L’incidence de la toxoplasmose chez les femmes enceintes est ainsi estimée entre 6,1 et 7,2 pour 1 000 grossesses [1]. Ces chiffres issus de l’enquête nationale de 2003 ont été obtenus par modélisation à partir de la séroprévalence et de l’âge des patientes et doivent donc être confirmés. Le Centre national de référence de la toxoplasmose mis en place récemment a notamment pour objectif d’actualiser ces données épidémiologiques [2]. L’incidence de la toxoplasmose congénitale en France en 2007 était de 2,9 pour 10 000 naissances vivantes, soit inférieure aux estimations antérieures [3].
Transmission maternofœtale
Seuls le chat et les félidés sauvages constituent les hôtes définitifs de T. gondii. Le cycle sexué du parasite se déroule dans leur tube digestif et conduit à l’excrétion d’oocystes dans le milieu extérieur. L’homme ainsi que l’ensemble des animaux à sang chaud sont des hôtes intermédiaires, hébergeant le parasite sous sa forme asexuée (fig. 34.1)
En France, le principal mode de contamination des femmes enceintes est lié à l’absorption de kystes (formes quiescentes du parasite) contenus dans la viande insuffisamment cuite et n’ayant pas subi de congélation. L’infestation peut également résulter de l’absorption d’oocystes lors de la consommation de fruits et légumes crus mal lavés, ou d’une hygiène des mains insuffisante après contact avec la terre (jardinage) ou les chats. Paradoxalement, la présence d’un chat dans l’entourage d’une femme enceinte n’apparaît pas aujourd’hui comme un facteur de risque majeur, compte tenu à la fois de la période très courte d’émission des oocystes chez les jeunes chats, de la part plus importante dans l’alimentation des chats de produits industriels contrôlés, mais aussi des conseils prophylactiques donnés aux femmes enceintes. Dans les pays en voie de développement, la consommation d’une eau non filtrée est une source de contamination.

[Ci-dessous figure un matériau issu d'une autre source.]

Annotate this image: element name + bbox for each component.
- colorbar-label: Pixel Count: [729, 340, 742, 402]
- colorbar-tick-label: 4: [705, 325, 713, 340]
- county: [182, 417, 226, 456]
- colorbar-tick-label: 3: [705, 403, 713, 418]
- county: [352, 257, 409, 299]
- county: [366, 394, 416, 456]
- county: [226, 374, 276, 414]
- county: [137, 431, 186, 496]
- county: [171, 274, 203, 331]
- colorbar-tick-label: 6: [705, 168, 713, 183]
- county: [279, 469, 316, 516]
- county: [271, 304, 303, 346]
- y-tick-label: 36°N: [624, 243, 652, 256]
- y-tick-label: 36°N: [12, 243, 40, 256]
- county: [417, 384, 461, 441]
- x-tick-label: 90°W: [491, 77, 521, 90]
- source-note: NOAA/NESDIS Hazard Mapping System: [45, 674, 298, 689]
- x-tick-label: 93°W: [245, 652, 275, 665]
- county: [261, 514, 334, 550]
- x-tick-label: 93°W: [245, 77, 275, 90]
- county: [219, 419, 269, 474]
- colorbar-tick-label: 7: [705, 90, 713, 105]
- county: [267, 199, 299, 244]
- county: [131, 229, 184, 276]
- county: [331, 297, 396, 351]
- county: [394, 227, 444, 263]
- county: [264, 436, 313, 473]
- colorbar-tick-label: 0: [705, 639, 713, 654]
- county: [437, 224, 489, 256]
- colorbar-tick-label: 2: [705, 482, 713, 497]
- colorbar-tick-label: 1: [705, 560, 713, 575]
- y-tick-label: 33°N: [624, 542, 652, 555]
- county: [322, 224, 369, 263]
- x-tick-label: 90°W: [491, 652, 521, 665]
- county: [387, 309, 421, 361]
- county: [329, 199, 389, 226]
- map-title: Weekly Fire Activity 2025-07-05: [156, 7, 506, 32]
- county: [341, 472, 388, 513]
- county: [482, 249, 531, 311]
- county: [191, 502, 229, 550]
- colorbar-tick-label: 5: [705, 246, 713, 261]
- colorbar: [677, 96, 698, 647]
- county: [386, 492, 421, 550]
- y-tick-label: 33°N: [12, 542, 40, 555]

Après l’étape digestive qui suit la contamination orale survient une phase de parasitémie habituellement de courte durée et au cours de laquelle peut se produire la transmission maternofœtale du parasite. Cette phase de parasitémie n’est généralement présente que lors de la primo-infection toxoplasmique, sauf en cas d’immunodépression où des récurrences parasitémiques peuvent être observées par réactivation d’une toxoplasmose ancienne. Une fois dans le sang maternel, le parasite infecte d’abord le placenta avant de passer secondairement dans la circulation fœtale. Cette phase placentaire précédant l’éventuelle atteinte fœtale est un élément physiopathologique pris en compte pour établir la date de l’amniocentèse, fixée 4 semaines au moins après la date présumée de la contamination.
En cas de primo-infection toxoplasmique pendant la grossesse, le risque de transmission maternofœtale du parasite est d’autant plus élevé que l’infection survient tardivement pendant la grossesse. Évalué à 6 % à 13 semaines de grossesse, ce risque augmente progressivement pour atteindre environ 70 % à 36 semaines, avec un risque global estimé à 29 % [4]. À l’inverse, la gravité de l’atteinte diminue avec le terme. Ainsi, une contamination maternelle au cours du 1er trimestre expose aux lésions fœtales les plus graves, tandis qu’une contamination tardive ne provoque que des formes dégradées, retardées ou mêmes inapparentes de toxoplasmose congénitale. Les réinfections ne sont que très exceptionnellement à l’origine de toxoplasmose congénitale [5].
Diagnostic chez la mère
Diagnostic sérologique
Règles générales du sérodiagnostic
Le sérodiagnostic de la toxoplasmose associe au minimum un dosage des IgG antitoxoplasmiques, avec expression des résultats en unités internationales, et un test de détection des IgM. Le laboratoire doit en outre mentionner sur son compte rendu la nature exacte des techniques utilisées avec leur seuil significatif, et a l’obligation de conserver pendant un an les échantillons de sérum analysés.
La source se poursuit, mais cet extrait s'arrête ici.